Liability waiver, assumption of risk and indemnification agreement
Waiver of Liability
In consideration of my (my child’s) participation in Muscular Dystrophy Association, Inc. (“MDA”) volunteer activities and all related activities (the “Volunteer Activities”), I, on behalf of myself, (my child), my heirs, personal representatives, and assigns (the “Releasing Parties”), do hereby release, waive, and discharge MDA, its directors, officers, employees, volunteers, chapters, licensees, cooperating entities, agencies, their representatives, heirs, executors, administrators, successors and assigns (the “Protected Parties”) from liability arising from any and all claims, in whole or in part, resulting from the inherent risks of the Volunteer Activities or from the negligence of the Protected Parties to the greatest extent allowed by law.
Assumption of Risk
I understand the inherent risks of the Volunteer Activities.
I have read the previous paragraphs, and I know and understand the nature of the Volunteer Activities.
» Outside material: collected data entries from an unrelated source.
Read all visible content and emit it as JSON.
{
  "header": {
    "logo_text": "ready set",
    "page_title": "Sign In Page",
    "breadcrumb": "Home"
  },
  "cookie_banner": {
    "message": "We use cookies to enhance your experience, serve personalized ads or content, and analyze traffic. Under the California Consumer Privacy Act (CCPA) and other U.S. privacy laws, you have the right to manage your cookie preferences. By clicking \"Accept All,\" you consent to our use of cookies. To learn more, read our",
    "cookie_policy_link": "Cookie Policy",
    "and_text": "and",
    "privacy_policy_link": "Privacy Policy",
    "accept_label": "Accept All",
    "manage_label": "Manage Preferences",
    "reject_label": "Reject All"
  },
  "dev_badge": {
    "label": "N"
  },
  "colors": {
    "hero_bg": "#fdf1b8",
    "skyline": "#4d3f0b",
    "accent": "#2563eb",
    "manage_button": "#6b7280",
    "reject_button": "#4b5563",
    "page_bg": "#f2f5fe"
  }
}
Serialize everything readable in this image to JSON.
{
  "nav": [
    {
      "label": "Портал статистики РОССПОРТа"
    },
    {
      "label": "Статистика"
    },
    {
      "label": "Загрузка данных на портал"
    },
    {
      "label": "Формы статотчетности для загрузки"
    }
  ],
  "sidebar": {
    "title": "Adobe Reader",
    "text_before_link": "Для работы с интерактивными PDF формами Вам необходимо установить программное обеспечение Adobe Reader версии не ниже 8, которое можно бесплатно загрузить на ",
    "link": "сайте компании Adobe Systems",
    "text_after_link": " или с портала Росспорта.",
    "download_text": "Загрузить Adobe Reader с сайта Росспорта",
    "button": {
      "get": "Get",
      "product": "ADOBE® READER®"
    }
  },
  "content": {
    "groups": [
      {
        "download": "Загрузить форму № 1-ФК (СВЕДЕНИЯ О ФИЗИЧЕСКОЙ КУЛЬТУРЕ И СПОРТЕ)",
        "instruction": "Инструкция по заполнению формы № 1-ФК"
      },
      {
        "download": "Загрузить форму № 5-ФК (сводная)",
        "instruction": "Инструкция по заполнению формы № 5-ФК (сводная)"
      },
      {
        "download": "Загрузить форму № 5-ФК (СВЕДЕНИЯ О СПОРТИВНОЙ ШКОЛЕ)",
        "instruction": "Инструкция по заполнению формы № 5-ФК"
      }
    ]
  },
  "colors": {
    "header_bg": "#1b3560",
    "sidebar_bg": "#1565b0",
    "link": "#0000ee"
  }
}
I understand the demands of those activities relative to my (my child’s) physical condition, and I appreciate the types of injuries that may occur as a result of the Volunteer Activities and their potential impact on my (my child’s) well-being and lifestyle. I hereby assert that my (my child’s) participation is voluntary and that I knowingly assume all such risks.
I agree to hold harmless, defend and indemnify the Protected Parties from any and all claims of mine, (my child), my spouse, family members, or others arising from my injury or loss due to my (my child’s) participation in the Volunteer Activities, including those arising from the inherent risks of the Volunteer Activities or the negligence of the Protected Parties to the greatest extent allowed by law.
Acknowledgement of Understanding; Severability; Jurisdiction
I have read this Liability Waiver, Assumption of Risk and Indemnification Agreement and fully understand its terms. I further acknowledge that I am signing the agreement freely and voluntarily and intend my signature to be a complete and unconditional release of all liability. If any portion of this agreement is held invalid, it is agreed that the balance shall, notwithstanding, continue in full legal force and effect.
This agreement shall be governed by the laws of the State of New York.